Comme pour les chauffeuses, il reste difficile d’attribuer de manière claire dans une fiche de poste d’agent de BU la mission « entretien des housses de fatboy » au-delà de la bonne volonté d’une personne isolée. Nous nous orientons vers la coordination des opérations par les collègues investis dans le Groupe Aménagement et mobilier, et comme pour les chauffeuses, vers la mise en œuvre du déhoussage/houssage moniteurs soirées + financement d’une mission laverie. nous avons commencé par un moniteur, et lors d’une délégation de la mission à une contractuelle dégourdie, elle a discutée avec la propriétaire de la laverie qui a proposé de s’occuper de l’enlèvement et du retour du linge moyennant commande…

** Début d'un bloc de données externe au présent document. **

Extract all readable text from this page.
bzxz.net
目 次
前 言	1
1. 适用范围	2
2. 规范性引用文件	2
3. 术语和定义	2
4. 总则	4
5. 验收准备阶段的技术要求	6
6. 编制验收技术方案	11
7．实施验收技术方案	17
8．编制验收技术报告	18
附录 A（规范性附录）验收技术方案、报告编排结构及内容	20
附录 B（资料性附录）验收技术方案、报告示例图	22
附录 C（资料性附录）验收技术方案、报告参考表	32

Coût global sur 1 an pour 5 à 10 fat boys achetés de manière échelonnée : Amortissement (perte d’un fat boy sur 2 ans – 100 €/an) + 50 € nettoyage + 100 € recharge les 2 premières années + 250 + 120 € masse salariale déhoussage/rehoussage.
III. Les plaids : un effet whaou, mais plein de questions
Nous avons acheté début 2018, 100 petits plaids gris pour St Serge (marque d’ameublement suédois environ 5 € pièce) , 4 grands plaids Belle Beille (10 € pour les grands). Nous avons fait le choix initial de ne pas mettre d’antivols sur ces textiles à bas prix pour en faciliter le nettoyage. Il y a eu des vols : 40 % du stock s’est envolé en 1 an.
Nettoyer
Cela reste notre grande question, qui n’est pas résolue de manière optimale. Le nettoyage en pressing a fait l’objet d’un devis à …5 € pièce. Nous avons été confrontés à un refus des groupes de type Ellis de prendre en charge une prestation trop restreinte et trop peu régulière sur des textiles “non professionnels”.

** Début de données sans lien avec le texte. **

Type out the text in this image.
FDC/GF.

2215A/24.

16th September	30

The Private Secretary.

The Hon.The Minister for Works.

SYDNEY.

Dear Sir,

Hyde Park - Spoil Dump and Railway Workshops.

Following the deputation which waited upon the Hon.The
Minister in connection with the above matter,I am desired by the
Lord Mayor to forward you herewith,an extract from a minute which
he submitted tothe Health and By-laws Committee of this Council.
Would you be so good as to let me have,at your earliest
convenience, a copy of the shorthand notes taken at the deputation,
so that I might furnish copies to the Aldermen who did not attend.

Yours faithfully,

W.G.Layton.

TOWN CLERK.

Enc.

Comme pour les fats boys, nous avons opté ,en 2019, sur une option laverie, avec lavage à 40° (test fait à 60°, le tissu feutre un peu) + séchage en machine (3 cycles de 10 minutes à 1,5 €) : 60 plaids tiennent dans 3 machines 18 kg, coût 8,10 € la machine soit 24,30 € | Durée : 40 minutes | Séchage, 3 cycles de 10 minutes dans 3 machines, soit 13,50 €
Prestation enlèvement laverie et retour : 50 € identique si couplé fatboy (fait dans la journée) | Repassage inutile.
Nettoyage 5 fois par an : été, Toussaint, noël, février, avril + intervention en cas signalement par la médecine préventive de cas de gale circulant dans la communauté.
Problèmes rencontrés
Le recollement a montré que 40 plaids sur 105 avaient disparu en 1 an. Nous avons donc opté, pour arrêter l’hémorragie, mi 2019, pour l’achat d’antivols à pique du commerce (Rouxel, 20 € les 100 + le détrompeur à 15 € pour les retirer avant lavage) assortis d’une puce RFID ronde de bibliothèque pour sonner de temps en temps avec nos portiques RFID. Il est un peu trop tôt pour savoir si ça marche…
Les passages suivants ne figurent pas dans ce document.